Freeman was booked into the Etowah County Detention Center on February 1.

She was released 36 hours after her arrest but her mugshot, which remains online, had already circulated and caused her emotional distress from public humiliation.

Although Freeman's charges were dropped, they have not been expunged; therefore, her case remains active on public record.

Her attorney, Martin Weinberg, filed a lawsuit against the Etowah County Sheriff’s office seeking an unspecified amount in damages.

Weinberg said:

“It’s just shameful you can go off somebody’s word that somebody’s pregnant."
"It’s easy to verify through a pregnancy test.”

He added:

“She’s still having people stop her and say, ‘Weren’t you charged with using drugs while pregnant?’”
“There is still embarrassment.”

The lawsuit alleged false imprisonment, defamation, and negligence by members of the Etowah County Sheriff’s Department.

It also alleged Freeman was on her period at the time of arrest, and she was denied access to feminine hygiene products while imprisoned.
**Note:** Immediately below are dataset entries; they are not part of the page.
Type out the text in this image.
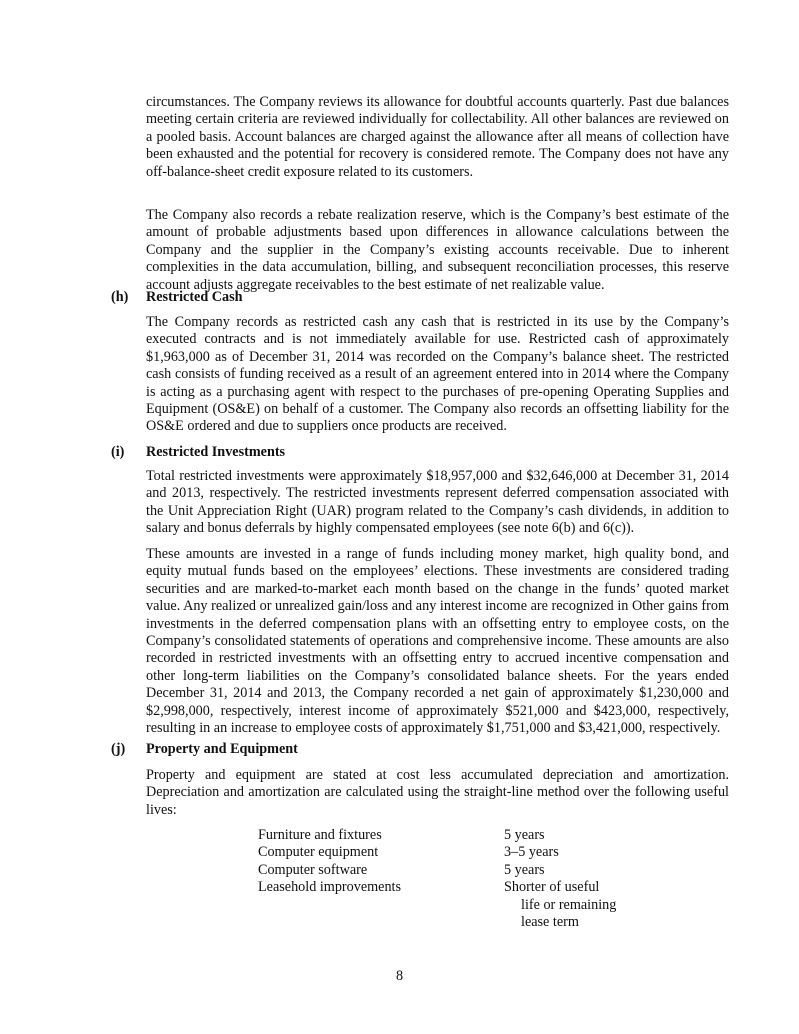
circumstances. The Company reviews its allowance for doubtful accounts quarterly. Past due balances meeting certain criteria are reviewed individually for collectability. All other balances are reviewed on a pooled basis. Account balances are charged against the allowance after all means of collection have been exhausted and the potential for recovery is considered remote. The Company does not have any off-balance-sheet credit exposure related to its customers.

The Company also records a rebate realization reserve, which is the Company’s best estimate of the amount of probable adjustments based upon differences in allowance calculations between the Company and the supplier in the Company’s existing accounts receivable. Due to inherent complexities in the data accumulation, billing, and subsequent reconciliation processes, this reserve account adjusts aggregate receivables to the best estimate of net realizable value.

(h)	Restricted Cash

The Company records as restricted cash any cash that is restricted in its use by the Company’s executed contracts and is not immediately available for use. Restricted cash of approximately $1,963,000 as of December 31, 2014 was recorded on the Company’s balance sheet. The restricted cash consists of funding received as a result of an agreement entered into in 2014 where the Company is acting as a purchasing agent with respect to the purchases of pre-opening Operating Supplies and Equipment (OS&E) on behalf of a customer. The Company also records an offsetting liability for the OS&E ordered and due to suppliers once products are received.

(i)	Restricted Investments

Total restricted investments were approximately $18,957,000 and $32,646,000 at December 31, 2014 and 2013, respectively. The restricted investments represent deferred compensation associated with the Unit Appreciation Right (UAR) program related to the Company’s cash dividends, in addition to salary and bonus deferrals by highly compensated employees (see note 6(b) and 6(c)).

These amounts are invested in a range of funds including money market, high quality bond, and equity mutual funds based on the employees’ elections. These investments are considered trading securities and are marked-to-market each month based on the change in the funds’ quoted market value. Any realized or unrealized gain/loss and any interest income are recognized in Other gains from investments in the deferred compensation plans with an offsetting entry to employee costs, on the Company’s consolidated statements of operations and comprehensive income. These amounts are also recorded in restricted investments with an offsetting entry to accrued incentive compensation and other long-term liabilities on the Company’s consolidated balance sheets. For the years ended December 31, 2014 and 2013, the Company recorded a net gain of approximately $1,230,000 and $2,998,000, respectively, interest income of approximately $521,000 and $423,000, respectively, resulting in an increase to employee costs of approximately $1,751,000 and $3,421,000, respectively.

(j)	Property and Equipment

Property and equipment are stated at cost less accumulated depreciation and amortization. Depreciation and amortization are calculated using the straight-line method over the following useful lives:

Furniture and fixtures	5 years
Computer equipment	3–5 years
Computer software	5 years
Leasehold improvements	Shorter of useful
life or remaining
lease term
8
There were no apologies for the misunderstanding. Instead, she was given a verbal threat.

After being released, Freeman was advised against getting pregnant and was told she could face additional charges if she became pregnant.

The news outlet noted that Fuller has been involved in “an obscene number of arrests for pregnant and postpartum women,”

Research by Pregnancy Justice (formerly known as National Advocates for Pregnant Women) found that more than 150 women–including Freeman–were arrested and prosecuted by Etowah County, more than any other county in Alabama state.

The lawsuit stated:

“The Sheriff’s department and its employees have been reckless in investigating in making arrests of women for chemical endangerment and then encouraging their prosecution,"

The Sheriff’s office has maintained that its policies involving chemical endangerment of a child are meant to protect children.

However, the policies actually cause more harm by subjecting children–including newborns–to separation anxiety from their parents.

Incarcerated expectant women in the country are often denied their basic needs and are twice as likely to experience miscarriage as the general population.

A medical expert told that:

“separation of mothers from their infants has adverse impacts on infant and child development with ramifications that stretch into adulthood.”